Из этого содержания Сократовой беседы с Критоном видно, что цель её — апологетическая; то есть, сын Софрониска, и приговоренный к смерти, и заключенный в темницу, и доживавший последние дни, и уже не ожидавший ничего от земных своих судей, тем не менее остается точным исполнителем отечественных законов и истинным чтителем их предписаний; а потому приговор, произнесенный над ним, как над человеком гибельным для общества, есть приговор неправосудия, — оскорбление, нанесенное тем самым законам, которые он всегда защищал, и именем которых потом присужден был к смертной казни. Представлению этой цели не препятствует то обстоятельство, что бежать из темницы убеждает Сократа не какой-нибудь политик или софист, а один из его друзей, долженствовавших знать строгия правила своего учителя и следовать им. Критон и Сократ изображают нам борьбу человека с самим собою в решительные минуты его жизни и вместе показывают, что одна теория добродетели не сделает никого добродетельным, что верное знание обязанностей гражданина должно быть оправдываемо законною деятельностью, что справедливость как в словах, так и в поступках, необходимо равна сама себе. На эту то конечно мысль метит следующая ирония Сократа: «может быть это и хорошо было говорено, пока мне не приходилось умереть; а теперь видно обнаружилось, что я говорил так, для вида, что слова мои на самом деле были ребячество и болтанье». p. 46. D.
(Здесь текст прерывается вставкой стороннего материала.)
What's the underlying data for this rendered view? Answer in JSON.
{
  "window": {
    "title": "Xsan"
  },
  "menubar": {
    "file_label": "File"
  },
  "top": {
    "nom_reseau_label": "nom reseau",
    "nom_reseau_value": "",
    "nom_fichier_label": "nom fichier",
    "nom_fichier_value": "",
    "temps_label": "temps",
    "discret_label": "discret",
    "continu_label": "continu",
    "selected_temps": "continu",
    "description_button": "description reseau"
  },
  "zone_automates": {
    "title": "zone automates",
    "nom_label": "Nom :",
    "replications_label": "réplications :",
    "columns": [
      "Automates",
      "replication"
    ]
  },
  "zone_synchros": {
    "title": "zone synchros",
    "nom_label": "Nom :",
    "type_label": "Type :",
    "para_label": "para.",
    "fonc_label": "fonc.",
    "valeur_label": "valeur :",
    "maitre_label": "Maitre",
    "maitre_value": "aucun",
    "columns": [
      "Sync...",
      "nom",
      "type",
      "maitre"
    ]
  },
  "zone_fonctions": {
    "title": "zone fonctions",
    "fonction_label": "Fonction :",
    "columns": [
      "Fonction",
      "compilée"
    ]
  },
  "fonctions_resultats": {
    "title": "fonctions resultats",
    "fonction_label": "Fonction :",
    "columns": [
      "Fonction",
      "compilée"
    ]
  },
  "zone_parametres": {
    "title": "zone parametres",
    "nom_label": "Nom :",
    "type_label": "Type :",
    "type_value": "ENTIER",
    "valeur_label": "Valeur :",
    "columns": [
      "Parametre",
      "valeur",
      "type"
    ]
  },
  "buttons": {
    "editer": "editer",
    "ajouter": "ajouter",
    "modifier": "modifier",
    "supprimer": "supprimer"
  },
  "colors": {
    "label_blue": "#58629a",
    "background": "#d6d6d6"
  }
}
Впрочем, касательно подлинности лица Критонова в этом разговоре, критики еще не согласны между собою. Диоген Лаерций приводит предание (II. 20. 53. 60), что бежать из темницы предлагал Сократу не Критон, а Эсхин, и что Эсхина Платон заменил Критоном, в угодность Аристиппу.
Если этому преданию мы припишем некоторое правдоподобие; то придем к следующему вопросу: рассматриваемый разговор, есть ли свободное произведение ума Платонова, или изложение беседы действительно Сократовой? Очень вероятно, что ученики Сократа старались спасти своего учителя от смерти и убеждали его воспользоваться их усердием. Значит, историческая сторона Платонова Критона может быть почитаема почти несомненною. Если же так; то Сократу по-видимому не иначе надлежало и отвечать на представления своих учеников, как он в самом деле отвечает в Критоне. Здесь частный оттенок Платонова гения виден только в идеализации закона. Следовательно Платон, в отношении к Сократу, беседовавшему в темнице, был не более как мимик. Но в таком случае, что заставило его заменить Эсхина Критоном? Хотя Афиняне, умертвив Сократа, раскаялись в своем поступке и память умершего почтили всенародными почестями; однакож это не могло случиться скоро. Напротив, гораздо вероятнее, что тотчас после его смерти, ненависть Афинян обратилась и на друзей его: — потому-то без сомнения почти все они вскоре разъехались из Афин. Соображая эти обстоятельства, можно догадываться, что тогда, как Платон издавал рассматриваемый разговор, Эсхин, друг Аристиппа, человек молодой, — был еще жив, а Критон, по летам сверстник Сократа, уже умер, и что следовательно перемена говорящего лица в Платоновом Критоне могла произойти из опасения возбудить против Эсхина народную ненависть. Этим отчасти может определяться и время издания Критона: то есть, он долженствовал быть написан после смерти Сократа, но прежде нежели народ воздвиг ему статую на площади Афинской[3].
Примечания
- ↑ Plat. Protag. 326. D. 337. D.
- ↑ Чувства любви и дружбы, к сожалению, и в наше время не редко вводятся в разряд органических связей и утилитарных расчетов. Вот тут-то и нужен взгляд философский, который бы соображал начала со следствиями, соглашал действия с причинами и прозирал в соотношения вещей. Если нравственная любовь — мечта, то все доблестные чувства — также мечта; потому что последние могут являться только под формою первой; другой формы для них существо разумное не имеет; а в неразумном нет и чувства, достойного имени «любовь».
- ↑ Theoph. Adami diss. de statua Socratis, Atheniensium poenitentiæ monumento publico. Lips. 1745. 4.